27.5.10

O réptil

Em fim de ciclo, o treinador de futebol está sozinho na selva e é o primeiro a ouvir barulho da cobra no mato, a arrastar o fim.
Hoje o estádio está cheio, os jogadores está a marcar muitos golos, o futebol que a equipa tem para apresentar podia até ser vendido em pequenos frascos como um perfume. O barulho nas bancadas tem o cheiro da vitória. Estão todos surdos no estádio, menos um. No clube em que está, o treinador sabe que quanto mais longe do primeiro lugar, mais perto da porta de saída. Mais perto da selva.
Num passe mais largo rente ao chão, o som do couro da bola a cortar a relva entra nos ouvidos no treinador como o tal barulho da cobra prestes a engolir um homem inteiro. O animal que o devora, não o devora sem antes lhe deixar as pistas todas sobre a evolução da relações humanas. Os répteis não sobrevivem sem a renovação dos tecidos. Não crescem sem a mudança total e recorrente de pele. Uma pele velha que tenha resistido à substituição pode fazer apodrecer os novos tecidos ou pode causar necroses. Elementar meu caro treinador de futebol.

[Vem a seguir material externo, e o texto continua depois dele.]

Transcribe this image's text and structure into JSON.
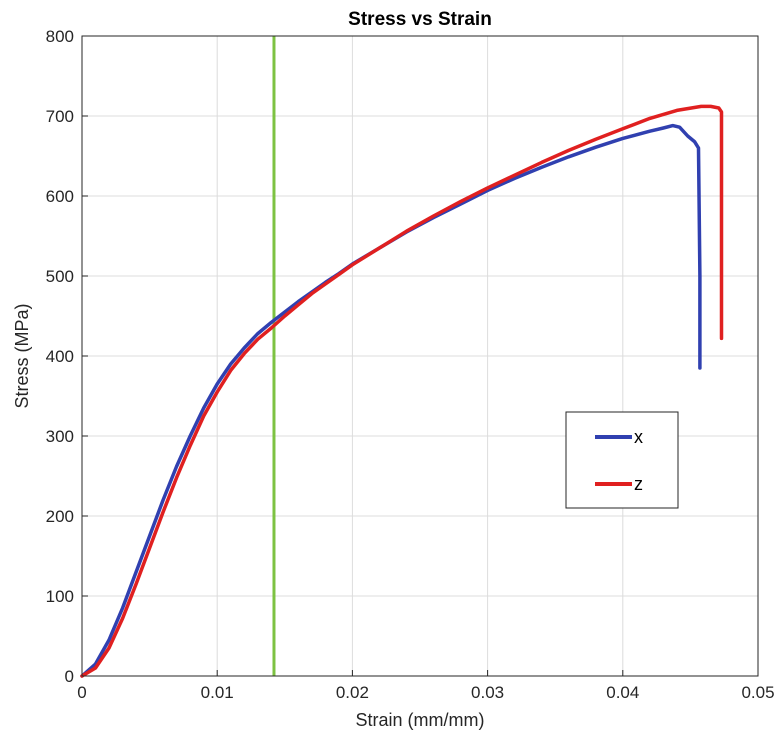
{
  "chart_data": {
    "type": "line",
    "title": "Stress vs Strain",
    "xlabel": "Strain (mm/mm)",
    "ylabel": "Stress (MPa)",
    "xlim": [
      0,
      0.05
    ],
    "ylim": [
      0,
      800
    ],
    "xticks": [
      0,
      0.01,
      0.02,
      0.03,
      0.04,
      0.05
    ],
    "xtick_labels": [
      "0",
      "0.01",
      "0.02",
      "0.03",
      "0.04",
      "0.05"
    ],
    "yticks": [
      0,
      100,
      200,
      300,
      400,
      500,
      600,
      700,
      800
    ],
    "ytick_labels": [
      "0",
      "100",
      "200",
      "300",
      "400",
      "500",
      "600",
      "700",
      "800"
    ],
    "grid": true,
    "legend_position": "lower-right",
    "vertical_line": {
      "x": 0.0142,
      "color": "#7dc242"
    },
    "series": [
      {
        "name": "x",
        "color": "#3040b0",
        "x": [
          0,
          0.001,
          0.002,
          0.003,
          0.004,
          0.005,
          0.006,
          0.007,
          0.008,
          0.009,
          0.01,
          0.011,
          0.012,
          0.013,
          0.014,
          0.015,
          0.016,
          0.017,
          0.018,
          0.019,
          0.02,
          0.022,
          0.024,
          0.026,
          0.028,
          0.03,
          0.032,
          0.034,
          0.036,
          0.038,
          0.04,
          0.042,
          0.043,
          0.0437,
          0.0442,
          0.0448,
          0.0453,
          0.0456,
          0.0457,
          0.0457
        ],
        "y": [
          0,
          15,
          45,
          85,
          130,
          175,
          220,
          262,
          300,
          335,
          365,
          390,
          410,
          428,
          442,
          455,
          468,
          480,
          492,
          503,
          515,
          535,
          555,
          573,
          590,
          607,
          622,
          636,
          649,
          661,
          672,
          681,
          685,
          688,
          686,
          675,
          668,
          660,
          500,
          385
        ]
      },
      {
        "name": "z",
        "color": "#e02020",
        "x": [
          0,
          0.001,
          0.002,
          0.003,
          0.004,
          0.005,
          0.006,
          0.007,
          0.008,
          0.009,
          0.01,
          0.011,
          0.012,
          0.013,
          0.014,
          0.015,
          0.016,
          0.017,
          0.018,
          0.019,
          0.02,
          0.022,
          0.024,
          0.026,
          0.028,
          0.03,
          0.032,
          0.034,
          0.036,
          0.038,
          0.04,
          0.042,
          0.044,
          0.0458,
          0.0465,
          0.0471,
          0.0473,
          0.0473
        ],
        "y": [
          0,
          10,
          35,
          72,
          115,
          160,
          205,
          248,
          288,
          325,
          355,
          382,
          403,
          421,
          435,
          450,
          464,
          478,
          490,
          502,
          514,
          535,
          556,
          575,
          593,
          610,
          626,
          642,
          657,
          671,
          684,
          697,
          707,
          712,
          712,
          710,
          705,
          422
        ]
      }
    ]
  }
}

Nesta fase de peles em trânsito, a nova que está para chegar, mas que só chegará saudável se tiver havido a remoção total da anteriro, nesta fase a ciência aconselha: nada de stress e cuidados com parasitas externos.
Um clube de futebol sobrevive no jogo da imitação dos répteis. O treinador é a pele. A essa, já vimos o que acontece de tempos a tempos.